We now have functions that validate both requirements. How do we combine these together and collect the results so that when a user gives us a password we can return all of the errors or a success value?

This is where we’re going to start using some operations on our
`Validation`

type from the Applicative algebra. We’re going to use
that `ap`

(for *apply*) method I mentioned. Recall that `Validation`

is a type that is both an Applicative and a Functor. Therefore values
created with either the `Success`

or `Failure`

constructors have a
method called `ap`

.

What `ap`

does on `Validation`

objects is take our value containing a
function, our `isPasswordLongEnough`

and *apply* it to a value in
another structure *of the same type*: `Validation`

. This will preserve
the structure and we’ll get back a new `Validation`

. The cool thing
that happens with the values however is what makes this all work!

`Validation`

will *collect* the results together of the `Failure`

objects into an array. Otherwise it will return the `Success`

object
with the success value. Let’s see how that comes together to validate
passwords:

```
const isValidPassword = password =>
R.curryN(2, (x, y) =>
Validation.of(password)
.ap(isPasswordLongEnough(password))
.ap(isPasswordStrongEnough(password))
isValidPassword('abc')
// => Failure { value = [
// 'Password must be at least 8 characters long',
// 'Password must contain at least one non-alpha character'
// ] }
isValidPassword('abc!')
// => Failure { value = ['Password myst be at least 8 characters long'] }
isValidPassword('abc!abc!')
// => Success { value = 'abc!abc!' }
```

Back to our original example:

```
import R from 'ramda'
const validateForm = formData => {
const [email, password] = R.pick(['email', 'password'], formData)
if (!isValidEmail(email))
throw new Error(`Invalid email: ${email}`)
if (!isValidPassword(password))
throw new Error(`You need a stronger password`)
return formData
}
```

How can we re-write this using our new definitions of `isValidEmail`

and `isValidPassword`

to validate our form data? First we can validate
each of the parameters:

```
const validateForm = formData => {
const [email, password] = R.pick(['email', 'password'], formData)
const validations = [isValidEmail(email), isValidPassword(password)]
...
}
```

Here we collect together the results of our validations into an
array. How do we combine together these two objects? We’ll need a
little help. When we need to combine things we need
*combinators*. Fortunately `ramda`

has a helpful combinator that works
with Applicatives called, `sequence`

.

It’s a little outside the scope of this article to explain `sequence`

but what we need to know is that it collects together several
Validation objects and combines either their `Failure`

or `Success`

values.

Continuing on…

```
const validateForm = formData => {
...
return R.sequence(Validation.of, validations)
}
validateForm({email: 'foo@bar.com', password: 'abc!abc!'})
// => Success { value = ['foo@bar.com', 'abc!abc!'] }
validateForm({email: 'foo', password: 'abc!abc!'})
// => Failure { value = ['Invalid email: foo'] }
validateForm({email: 'foo', password: 'abc!'})
// => Failure { value = [
// 'Invalid email: 'foo',
// 'Password must be at least 8 characters long'
// ] }
```

Using some algebras we were able to re-write our exception-throwing validation code to return a data structure that collects our results together. When there are validation errors we get a list of errors. When we get success we get a list of valid values.

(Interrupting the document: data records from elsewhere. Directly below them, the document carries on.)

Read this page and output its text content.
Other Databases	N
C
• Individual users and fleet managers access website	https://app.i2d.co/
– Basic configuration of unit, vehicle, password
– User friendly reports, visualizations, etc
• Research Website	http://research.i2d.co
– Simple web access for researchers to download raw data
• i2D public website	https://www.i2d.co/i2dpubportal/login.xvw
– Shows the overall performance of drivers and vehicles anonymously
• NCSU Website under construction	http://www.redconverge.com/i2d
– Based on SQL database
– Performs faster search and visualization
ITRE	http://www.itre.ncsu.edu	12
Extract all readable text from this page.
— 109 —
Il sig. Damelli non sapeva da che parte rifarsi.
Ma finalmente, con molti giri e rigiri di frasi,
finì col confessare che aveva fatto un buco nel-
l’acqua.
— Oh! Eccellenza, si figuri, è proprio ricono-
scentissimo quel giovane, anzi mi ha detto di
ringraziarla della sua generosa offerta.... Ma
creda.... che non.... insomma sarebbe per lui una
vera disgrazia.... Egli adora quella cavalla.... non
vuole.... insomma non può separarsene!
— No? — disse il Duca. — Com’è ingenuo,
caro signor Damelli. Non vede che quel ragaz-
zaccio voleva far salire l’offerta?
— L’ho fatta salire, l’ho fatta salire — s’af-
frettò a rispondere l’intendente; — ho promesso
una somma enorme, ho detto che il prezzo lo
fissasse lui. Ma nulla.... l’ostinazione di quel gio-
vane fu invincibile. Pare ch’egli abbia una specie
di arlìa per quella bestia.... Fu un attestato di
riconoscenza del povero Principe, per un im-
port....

We also reduced the amount of code in our validation function:

```
const validateForm = formData => {
const [email, password] = R.pick(['email', 'password'], formData)
const validations = [isValidEmail(email), isValidPassword(password)]
return R.sequence(Validation.of, validations]
}
```

We didn’t introduce any more control structures, intermediate variables, or state into our program and in return we got a pure function with a much more descriptive result.

The real lesson here is that we should prefer to return data structures instead of throwing exceptions! Our new code is much easier to test and has no side effects. This is a good thing.

Enjoy `data.validation`

! Read more about Applicative from the
fantasyland specs. Remember that `ramda`

has functions for working
with data structures that meet the fantasyland specs.